Foreword (as opposed to forward) is the correct term to refer to an author's notes prior to the start of a book. It seems to follow, then, that Afterword would be the appropriate term for comments that are written at the end of a book, yet my spellchecker insists that "afterward" is the correct term. But then, according to this Wiki article I am in fact correct.

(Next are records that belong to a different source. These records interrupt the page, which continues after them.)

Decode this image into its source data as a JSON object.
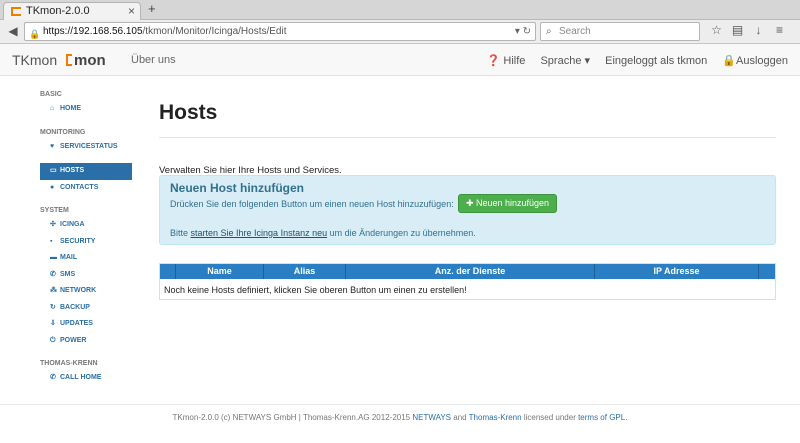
{
  "browser": {
    "tab_title": "TKmon-2.0.0",
    "newtab_icon": "+",
    "url_host": "https://192.168.56.105",
    "url_path": "/tkmon/Monitor/Icinga/Hosts/Edit",
    "search_placeholder": "Search"
  },
  "header": {
    "brand": "TKmon",
    "logo": "mon",
    "about": "Über uns",
    "help": "Hilfe",
    "language": "Sprache",
    "logged_in": "Eingeloggt als tkmon",
    "logout": "Ausloggen"
  },
  "sidebar": {
    "sections": {
      "basic": "BASIC",
      "monitoring": "MONITORING",
      "system": "SYSTEM",
      "thomas_krenn": "THOMAS-KRENN"
    },
    "items": {
      "home": "HOME",
      "servicestatus": "SERVICESTATUS",
      "hosts": "HOSTS",
      "contacts": "CONTACTS",
      "icinga": "ICINGA",
      "security": "SECURITY",
      "mail": "MAIL",
      "sms": "SMS",
      "network": "NETWORK",
      "backup": "BACKUP",
      "updates": "UPDATES",
      "power": "POWER",
      "call_home": "CALL HOME"
    }
  },
  "main": {
    "title": "Hosts",
    "intro": "Verwalten Sie hier Ihre Hosts und Services.",
    "info_title": "Neuen Host hinzufügen",
    "info_text": "Drücken Sie den folgenden Button um einen neuen Host hinzuzufügen:",
    "add_button": "Neuen hinzufügen",
    "restart_prefix": "Bitte ",
    "restart_link": "starten Sie Ihre Icinga Instanz neu",
    "restart_suffix": " um die Änderungen zu übernehmen.",
    "table": {
      "headers": [
        "",
        "Name",
        "Alias",
        "Anz. der Dienste",
        "IP Adresse",
        ""
      ],
      "empty": "Noch keine Hosts definiert, klicken Sie oberen Button um einen zu erstellen!"
    }
  },
  "footer": {
    "text1": "TKmon-2.0.0 (c) NETWAYS GmbH | Thomas-Krenn.AG 2012-2015 ",
    "netways": "NETWAYS",
    "and": " and ",
    "tk": "Thomas-Krenn",
    "licensed": " licensed under ",
    "gpl": "terms of GPL",
    "end": "."
  },
  "colors": {
    "accent": "#2a6fa8",
    "logo_orange": "#f07d00",
    "success": "#4caf4c",
    "info_bg": "#d9edf7"
  }
}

And no...I didn't edit that Wiki...
 
Posted by Traceria (Member # 11820) on :
 
quote:
Originally posted by Ferahgo:
In Biblical history the idea of Satan destroying the peace in the world simply for the sake of detesting it is a common tenant of Christian thought.

Along those lines, I've been searching through the forums and also the student research questions in an attempt to locate a discussion on the use of so many Biblical names in The Worthing Saga. I just found it intriguing that the story involving Elijah, for example, would include a drought and rain finally coming in the form of a cloud the size of a man's fist, just as Elijah of 1 Kings experiences. It makes me wonder, without having looked into it yet, if any other similar connections exist between the characters in Worthing and their Biblical counterparts (Peter, Amos, John, etc.).
 
Posted by All4Nothing (Member # 11601) on :
 
I really enjoyed the Worthing Saga, and when finished, I spent the next week thinking about how I viewed acts of good and evil. Then of course, I told others. I've gotta read it again, I just hope I didn't leave it behind when we moved.
 
Posted by Nikisknight (Member # 8918) on :
 
You can't take the views of the society in which Card's story takes place as the correct views. Remember, Ender Wiggin is hated as well.

Much of the reason the reader has a different view of him than the prevailing one is that you see him from the perspective of a one-time friend, and the rest of the world only knows him from ancient stories of the man who ended paradise; things got exagerated over time, and the reasons for what he did were lost, except to Jason.

I'm not sure how I come down on Doon, personally. While the narcisstic somec-addicted society of Worthing Saga is clearly sick--death obsessed, in a way--it's probably hard to over estimate how much turmoil, death and misery, Doon's destruction of it caused. But much of that is left to the imagination, so it's probably impossible to say how much harm came from his methods, although it seems he was one of the only ones in the galaxy able to diagnose the problem.